Я вспомнила, как при этих словах посерьезнело его мясистое лицо и на секунду прорвалось наружу напряжение, испытываемое им на всем протяжении нашей беседы. И еще — как его рука непроизвольно тискала и терла квадратный подбородок.
Женька выразился еще точнее: «Валерка травку-то пробовал всего раза два, не больше. Какой может быть героин!»
Но героин был.
Парень с лавочки напротив отвлекся от своей подружки, встал и, шагнув ко мне и продолжая улыбаться, попросил сигарету. Я достала пачку и вместо того, чтобы протянуть ему, закурила сама и только тогда — по его вытянувшемуся лицу — поняла, что не все в порядке.
— Извини, приятель, задумалась.
— Бывает! — сказал он. — Можно две?
— Валяй, — позволила я, подавая ему и зажигалку тоже.
Он вернулся к подружке, а я поднялась и пошла к выходу из сквера. Слишком здесь для меня людно. Не в кайф, как говорится. Мешают.
На момент смерти Валерия были у него очень непростые отношения с фирмой «Фавор». Вернее, с ее руководством — с Гореловой Екатериной… да, с Екатериной Дмитриевной. И все из-за денег. Из-за больших денег. Что-то около десяти миллионов державных, готовых уплыть из закромов фирмы. Совсем уже собрался Валера перевести их на счета дядькиной фирмы, да вот беда — не успел. Умер. От героина. Хоть и не был наркоманом. Красиво!
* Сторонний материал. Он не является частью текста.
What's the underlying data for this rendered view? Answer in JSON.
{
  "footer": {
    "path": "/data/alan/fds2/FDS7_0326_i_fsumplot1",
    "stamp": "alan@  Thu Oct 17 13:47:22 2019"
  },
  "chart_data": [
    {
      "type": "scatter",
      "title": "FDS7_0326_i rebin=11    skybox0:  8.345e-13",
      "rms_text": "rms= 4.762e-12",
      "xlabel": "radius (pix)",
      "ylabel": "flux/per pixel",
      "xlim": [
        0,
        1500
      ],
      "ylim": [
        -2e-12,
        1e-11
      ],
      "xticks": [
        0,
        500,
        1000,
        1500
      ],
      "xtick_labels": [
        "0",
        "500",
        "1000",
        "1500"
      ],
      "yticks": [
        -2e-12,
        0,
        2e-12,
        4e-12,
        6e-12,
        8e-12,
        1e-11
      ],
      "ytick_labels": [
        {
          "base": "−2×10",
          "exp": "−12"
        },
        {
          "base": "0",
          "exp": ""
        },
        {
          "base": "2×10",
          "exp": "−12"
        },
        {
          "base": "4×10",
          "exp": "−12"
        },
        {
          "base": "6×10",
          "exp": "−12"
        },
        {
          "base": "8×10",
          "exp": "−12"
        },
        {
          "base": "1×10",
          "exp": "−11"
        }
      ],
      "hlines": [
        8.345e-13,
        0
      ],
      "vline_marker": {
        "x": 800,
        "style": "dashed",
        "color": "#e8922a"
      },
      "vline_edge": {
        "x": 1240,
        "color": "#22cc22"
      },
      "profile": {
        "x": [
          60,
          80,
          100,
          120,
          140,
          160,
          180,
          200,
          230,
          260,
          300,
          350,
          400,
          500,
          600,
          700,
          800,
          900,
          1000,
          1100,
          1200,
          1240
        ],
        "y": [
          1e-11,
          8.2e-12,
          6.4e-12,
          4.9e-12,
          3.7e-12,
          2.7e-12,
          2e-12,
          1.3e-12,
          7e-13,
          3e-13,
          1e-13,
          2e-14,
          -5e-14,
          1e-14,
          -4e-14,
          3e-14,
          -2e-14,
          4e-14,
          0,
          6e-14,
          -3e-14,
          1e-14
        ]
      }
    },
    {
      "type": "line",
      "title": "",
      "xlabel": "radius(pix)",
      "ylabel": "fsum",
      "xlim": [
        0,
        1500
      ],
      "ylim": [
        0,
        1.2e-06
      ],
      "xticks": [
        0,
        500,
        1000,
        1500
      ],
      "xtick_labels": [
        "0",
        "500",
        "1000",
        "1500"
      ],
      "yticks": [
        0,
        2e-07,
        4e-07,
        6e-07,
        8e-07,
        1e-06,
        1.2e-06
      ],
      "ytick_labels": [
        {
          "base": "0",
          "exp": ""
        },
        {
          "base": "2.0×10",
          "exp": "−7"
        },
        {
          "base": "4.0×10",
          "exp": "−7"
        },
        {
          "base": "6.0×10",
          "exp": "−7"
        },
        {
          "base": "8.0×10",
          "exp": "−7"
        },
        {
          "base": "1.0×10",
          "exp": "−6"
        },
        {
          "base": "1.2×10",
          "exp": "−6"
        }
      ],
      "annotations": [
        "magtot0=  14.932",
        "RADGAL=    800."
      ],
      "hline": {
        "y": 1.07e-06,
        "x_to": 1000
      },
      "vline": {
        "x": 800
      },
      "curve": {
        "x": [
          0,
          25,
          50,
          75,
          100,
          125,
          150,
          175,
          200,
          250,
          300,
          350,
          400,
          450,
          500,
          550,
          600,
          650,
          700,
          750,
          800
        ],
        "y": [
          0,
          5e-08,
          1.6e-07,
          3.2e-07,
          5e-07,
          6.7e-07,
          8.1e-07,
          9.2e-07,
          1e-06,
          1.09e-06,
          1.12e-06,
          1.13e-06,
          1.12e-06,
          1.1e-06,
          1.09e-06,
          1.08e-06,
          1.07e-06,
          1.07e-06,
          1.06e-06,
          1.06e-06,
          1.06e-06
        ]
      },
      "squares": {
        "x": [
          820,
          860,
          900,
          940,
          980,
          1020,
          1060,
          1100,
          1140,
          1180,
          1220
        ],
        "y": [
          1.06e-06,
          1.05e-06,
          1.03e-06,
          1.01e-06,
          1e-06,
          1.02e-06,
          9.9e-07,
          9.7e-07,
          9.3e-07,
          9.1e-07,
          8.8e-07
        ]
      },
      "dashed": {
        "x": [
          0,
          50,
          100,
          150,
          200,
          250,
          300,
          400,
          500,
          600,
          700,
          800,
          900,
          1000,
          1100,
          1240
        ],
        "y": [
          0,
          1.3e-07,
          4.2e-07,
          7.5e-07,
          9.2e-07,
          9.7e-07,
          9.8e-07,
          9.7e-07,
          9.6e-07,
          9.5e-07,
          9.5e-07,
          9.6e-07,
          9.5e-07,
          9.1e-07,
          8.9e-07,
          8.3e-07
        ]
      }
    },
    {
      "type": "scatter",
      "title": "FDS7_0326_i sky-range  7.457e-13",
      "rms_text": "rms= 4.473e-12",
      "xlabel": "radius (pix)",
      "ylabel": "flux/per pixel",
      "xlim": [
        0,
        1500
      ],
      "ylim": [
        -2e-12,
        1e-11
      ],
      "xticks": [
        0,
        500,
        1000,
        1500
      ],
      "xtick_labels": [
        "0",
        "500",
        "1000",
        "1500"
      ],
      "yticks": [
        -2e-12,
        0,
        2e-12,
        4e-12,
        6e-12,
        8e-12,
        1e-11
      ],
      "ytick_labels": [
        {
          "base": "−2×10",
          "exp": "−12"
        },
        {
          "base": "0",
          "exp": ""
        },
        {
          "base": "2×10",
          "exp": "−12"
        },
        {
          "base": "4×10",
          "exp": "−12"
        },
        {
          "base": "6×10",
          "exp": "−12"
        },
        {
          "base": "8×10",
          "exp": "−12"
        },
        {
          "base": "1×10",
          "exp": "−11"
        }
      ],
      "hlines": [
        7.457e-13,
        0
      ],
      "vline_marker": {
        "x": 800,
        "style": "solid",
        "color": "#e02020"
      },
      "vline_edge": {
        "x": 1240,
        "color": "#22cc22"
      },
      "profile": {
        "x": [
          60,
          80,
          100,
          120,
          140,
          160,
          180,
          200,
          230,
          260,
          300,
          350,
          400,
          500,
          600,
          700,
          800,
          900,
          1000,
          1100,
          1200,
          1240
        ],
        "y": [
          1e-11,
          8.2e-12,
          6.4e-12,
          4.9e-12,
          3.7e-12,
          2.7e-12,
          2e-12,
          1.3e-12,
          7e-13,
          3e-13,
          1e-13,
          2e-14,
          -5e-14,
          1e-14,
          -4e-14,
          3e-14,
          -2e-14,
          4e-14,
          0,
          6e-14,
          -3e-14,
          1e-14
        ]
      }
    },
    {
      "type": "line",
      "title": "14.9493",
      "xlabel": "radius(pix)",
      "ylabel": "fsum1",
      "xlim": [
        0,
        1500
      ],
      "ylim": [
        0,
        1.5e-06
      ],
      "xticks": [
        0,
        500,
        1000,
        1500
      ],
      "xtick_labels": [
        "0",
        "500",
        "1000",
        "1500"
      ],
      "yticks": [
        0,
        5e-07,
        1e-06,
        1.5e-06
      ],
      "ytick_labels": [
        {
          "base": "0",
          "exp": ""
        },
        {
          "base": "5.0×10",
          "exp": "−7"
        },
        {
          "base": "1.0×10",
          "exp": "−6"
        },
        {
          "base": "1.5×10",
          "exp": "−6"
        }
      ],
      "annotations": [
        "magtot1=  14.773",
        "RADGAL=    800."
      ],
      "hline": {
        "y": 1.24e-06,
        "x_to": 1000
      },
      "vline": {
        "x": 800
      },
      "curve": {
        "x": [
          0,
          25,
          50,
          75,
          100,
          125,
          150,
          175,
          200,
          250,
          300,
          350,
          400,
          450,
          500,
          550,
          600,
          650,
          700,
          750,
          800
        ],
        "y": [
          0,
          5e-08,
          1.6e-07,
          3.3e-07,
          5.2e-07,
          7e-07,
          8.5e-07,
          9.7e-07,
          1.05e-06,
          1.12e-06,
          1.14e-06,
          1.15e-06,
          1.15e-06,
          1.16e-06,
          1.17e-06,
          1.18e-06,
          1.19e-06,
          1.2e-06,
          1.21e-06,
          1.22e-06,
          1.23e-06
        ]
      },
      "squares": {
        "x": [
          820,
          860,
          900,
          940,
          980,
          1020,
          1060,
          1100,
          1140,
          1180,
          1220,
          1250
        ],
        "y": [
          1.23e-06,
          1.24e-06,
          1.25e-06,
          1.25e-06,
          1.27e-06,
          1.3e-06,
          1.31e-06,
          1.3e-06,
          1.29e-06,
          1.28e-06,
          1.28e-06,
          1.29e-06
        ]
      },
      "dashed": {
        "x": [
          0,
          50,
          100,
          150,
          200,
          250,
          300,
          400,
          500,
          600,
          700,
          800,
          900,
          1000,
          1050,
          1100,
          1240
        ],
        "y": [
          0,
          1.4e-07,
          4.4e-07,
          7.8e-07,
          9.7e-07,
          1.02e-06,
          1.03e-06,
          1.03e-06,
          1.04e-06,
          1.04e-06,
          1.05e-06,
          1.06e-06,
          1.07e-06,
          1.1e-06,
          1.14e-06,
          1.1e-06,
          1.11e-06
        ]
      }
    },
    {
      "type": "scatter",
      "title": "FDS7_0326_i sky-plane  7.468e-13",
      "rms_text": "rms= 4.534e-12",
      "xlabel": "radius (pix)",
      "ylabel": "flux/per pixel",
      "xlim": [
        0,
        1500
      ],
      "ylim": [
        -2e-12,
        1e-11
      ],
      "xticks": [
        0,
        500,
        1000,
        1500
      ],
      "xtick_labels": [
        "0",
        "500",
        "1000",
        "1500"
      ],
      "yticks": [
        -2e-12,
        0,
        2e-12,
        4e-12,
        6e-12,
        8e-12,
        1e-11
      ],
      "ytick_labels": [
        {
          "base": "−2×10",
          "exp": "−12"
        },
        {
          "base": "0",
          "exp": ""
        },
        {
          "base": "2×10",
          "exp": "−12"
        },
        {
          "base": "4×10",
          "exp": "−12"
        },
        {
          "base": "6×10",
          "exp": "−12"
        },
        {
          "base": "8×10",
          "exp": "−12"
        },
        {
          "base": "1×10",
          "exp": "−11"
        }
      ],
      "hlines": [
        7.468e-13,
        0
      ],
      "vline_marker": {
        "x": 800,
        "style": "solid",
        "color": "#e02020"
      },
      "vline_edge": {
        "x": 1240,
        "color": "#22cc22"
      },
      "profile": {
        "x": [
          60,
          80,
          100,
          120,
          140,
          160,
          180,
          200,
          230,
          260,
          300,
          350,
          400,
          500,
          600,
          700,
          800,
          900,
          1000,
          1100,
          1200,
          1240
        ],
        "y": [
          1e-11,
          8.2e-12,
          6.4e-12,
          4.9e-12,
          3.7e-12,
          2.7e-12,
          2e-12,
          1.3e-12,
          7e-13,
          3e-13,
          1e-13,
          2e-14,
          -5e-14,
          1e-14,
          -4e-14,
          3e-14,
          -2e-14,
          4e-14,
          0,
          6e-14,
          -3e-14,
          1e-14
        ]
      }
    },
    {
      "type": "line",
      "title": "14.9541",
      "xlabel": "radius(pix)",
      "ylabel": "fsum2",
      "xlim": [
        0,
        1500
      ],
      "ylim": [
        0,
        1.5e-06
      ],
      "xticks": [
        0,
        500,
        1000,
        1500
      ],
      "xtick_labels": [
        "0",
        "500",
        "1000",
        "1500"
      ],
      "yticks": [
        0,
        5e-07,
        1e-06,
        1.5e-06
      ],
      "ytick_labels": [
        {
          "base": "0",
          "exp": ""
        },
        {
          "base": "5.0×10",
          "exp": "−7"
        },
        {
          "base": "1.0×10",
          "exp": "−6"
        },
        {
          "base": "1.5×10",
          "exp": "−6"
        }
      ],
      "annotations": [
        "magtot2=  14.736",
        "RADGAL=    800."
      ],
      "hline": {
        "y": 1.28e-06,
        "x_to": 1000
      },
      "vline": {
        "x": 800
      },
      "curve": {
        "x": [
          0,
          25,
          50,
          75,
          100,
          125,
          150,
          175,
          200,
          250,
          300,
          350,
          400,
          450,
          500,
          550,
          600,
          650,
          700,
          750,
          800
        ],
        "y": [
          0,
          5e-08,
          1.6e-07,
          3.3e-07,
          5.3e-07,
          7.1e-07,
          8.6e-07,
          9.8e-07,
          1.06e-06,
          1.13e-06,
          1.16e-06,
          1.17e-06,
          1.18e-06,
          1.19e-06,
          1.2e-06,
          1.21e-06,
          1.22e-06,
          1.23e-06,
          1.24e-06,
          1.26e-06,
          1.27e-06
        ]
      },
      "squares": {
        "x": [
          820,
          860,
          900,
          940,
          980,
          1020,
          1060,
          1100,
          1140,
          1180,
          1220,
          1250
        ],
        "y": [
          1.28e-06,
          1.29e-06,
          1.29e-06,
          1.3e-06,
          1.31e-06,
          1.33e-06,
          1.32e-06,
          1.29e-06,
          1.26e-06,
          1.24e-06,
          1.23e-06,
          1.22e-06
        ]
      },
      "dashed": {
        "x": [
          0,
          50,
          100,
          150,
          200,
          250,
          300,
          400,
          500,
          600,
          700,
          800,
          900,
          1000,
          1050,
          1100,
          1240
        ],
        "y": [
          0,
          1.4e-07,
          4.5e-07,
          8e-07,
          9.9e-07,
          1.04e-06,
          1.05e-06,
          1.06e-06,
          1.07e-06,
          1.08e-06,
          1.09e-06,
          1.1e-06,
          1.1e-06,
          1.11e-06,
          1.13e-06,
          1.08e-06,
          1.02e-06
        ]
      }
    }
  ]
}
Героин надо еще знать, где взять, он на дороге не валяется. Для не наркомана это непросто. Но несложно для джазмена, имеющего при себе серебряный портсигар с папиросами, «заряженными» травкой, и, по словам любопытных знатоков, ширяющегося, пусть даже изредка, но никак не менее года. Для инъекционного «кайфа», конечно, не один героин годится, в ходу и более простая и дешевая «дурь» — ханка называется, но где вершки, там и корешки.
— Ого!
Непроизвольно вырвалось это восклицание. Внезапно посетившая меня мысль, догадка была настолько неожиданной, что я даже остановилась, и бредущая сзади бабуля едва успела уклониться в сторону, задела по ноге котомкой и прошипела возмущенно: «Вообще уж!..» — непонятно что имея в виду.
Год! Год тому назад!
Год, как Валерий удалился от дел и зажил затворником на даче Рогова-старшего.
Год как от Реброва ушла невеста, сменила его на «богатенького» и уехала или погибла вскоре от криминального аборта.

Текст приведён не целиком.